Венгерский путешественник А. Вамбери
свидетельствует: "Шпионы эмира проникают
даже в святилища семейств и горе тому,
кто провинился в несоблюдении религиозных
форм или против власти эмира".
Точно
так же невозможно не видеть, что в среде ученых кругов
было немало людей, по-настоящему преданных
своему делу, собирателей редких книг,
влюбленных в историческую науку.

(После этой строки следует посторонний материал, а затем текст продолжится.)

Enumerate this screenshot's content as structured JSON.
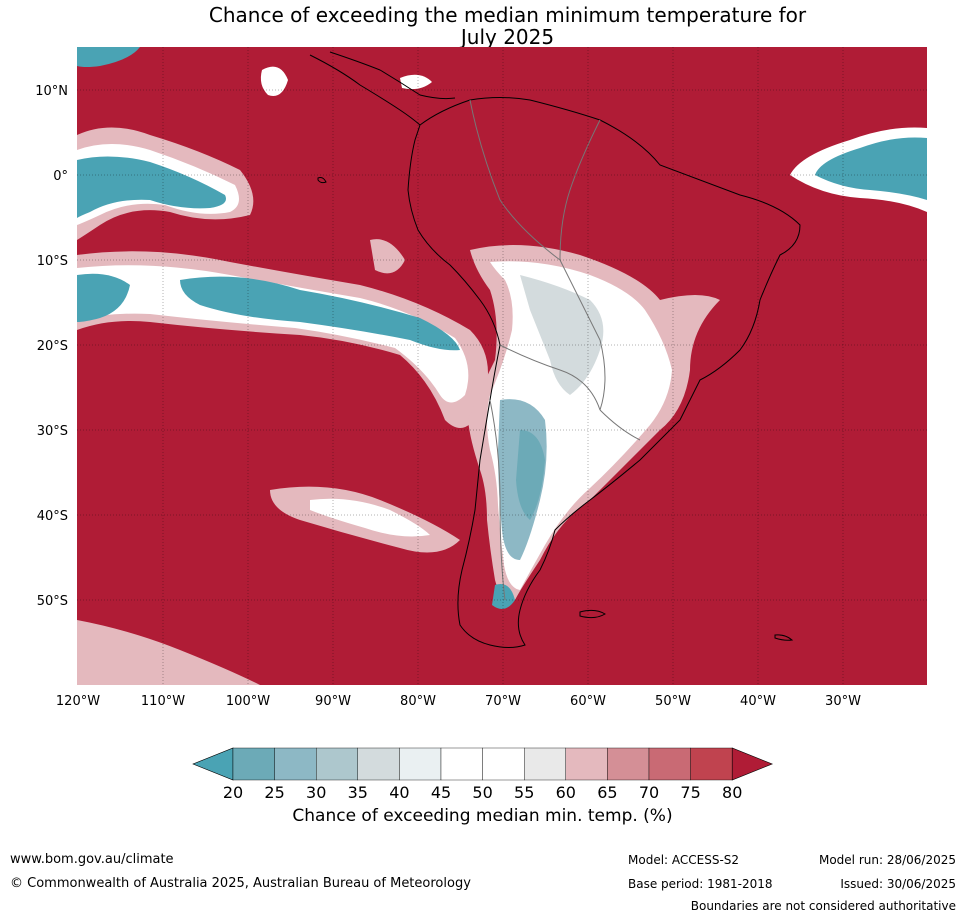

В Бухаре
Ш. Марджани близко познакомился с крупным
ученым - Хусаином ибн Му-хаммед ал-Кирмани
ал-Каргали, который имел библиотеку, богатую
историческими сочинениями.
Были
также такие ученые как, например,
Абд ал-Мумин Узбак ал-Афшанчи,
который разделял взгляды предшественника
Ш. Марджани - Габдулнасыра Курсави
и находился в оппозиции к
порядкам, царившим в учебных заведениях Бухары.
Но
чем глубже Ш. Марджани погружался
в традиционные схоластические "науки",
преподаваемые в бухарских медресе,
тем острее в нем росло недовольство
учебной программой, в которой
вообще не отводилось места
светским наукам. Хотя Ш. Марджани и ставил перед
своими мударрисами вопрос о необходимости
некоторой реформы преподавания, успеха
он не добился. Поэтому в последующем все
свое внимание он уделял самообразованию.
В
Бухаре Ш. Марджани обосновался
при медресе "Кукельташ"
и "Мирараб", но занятия
посещал редко, в основном самостоятельно
занимался в библиотеках.
В
библиотеках Бухары он знакомился
с трудами таких авторов, как
Джалал ад-дин ал-Дувани (1426- 1501), Абу
Хамид Мухаммед ал-Газали (1059-1111),
Мухи ад-дин ибн Араби (1165-1240), которые почитались
в то время как непререкаемые авторитеты
в области мусульманской философии и права,
логики и теоретического богословия. Интерес
к этим средневековым авторитетам богословия
был у Ш. Марджани не случайным, так как
"богословие представляло собой "наивысшее
обобщение" социальной практики человека
средневековья, оно давало общезначимую
знаковую систему, в терминах которой
члены феодального общества осознавали
себя и свой мир и находили его обоснование
и об'яснение". К тому же он в эти годы
был искренне убежден, что многие беды,
отсталость его нации об'ясняются тем,
что мировоззрение народа путаное, а экономический,
социальный и политический упадок - следствие
несоблюдения требований шариата. Поэтому
в начале своей деятельности он много
внимания уделял рассмотрению теологических
и общемировоззренческих проблем. Причем
в конкретной исторической обстановке
жизни татарского народа в середине XIX
в. рассмотрение этих проблем в том аспекте,
в каком оно было осуществлено Ш. Марджани,
имело определенную об'ективную значимость.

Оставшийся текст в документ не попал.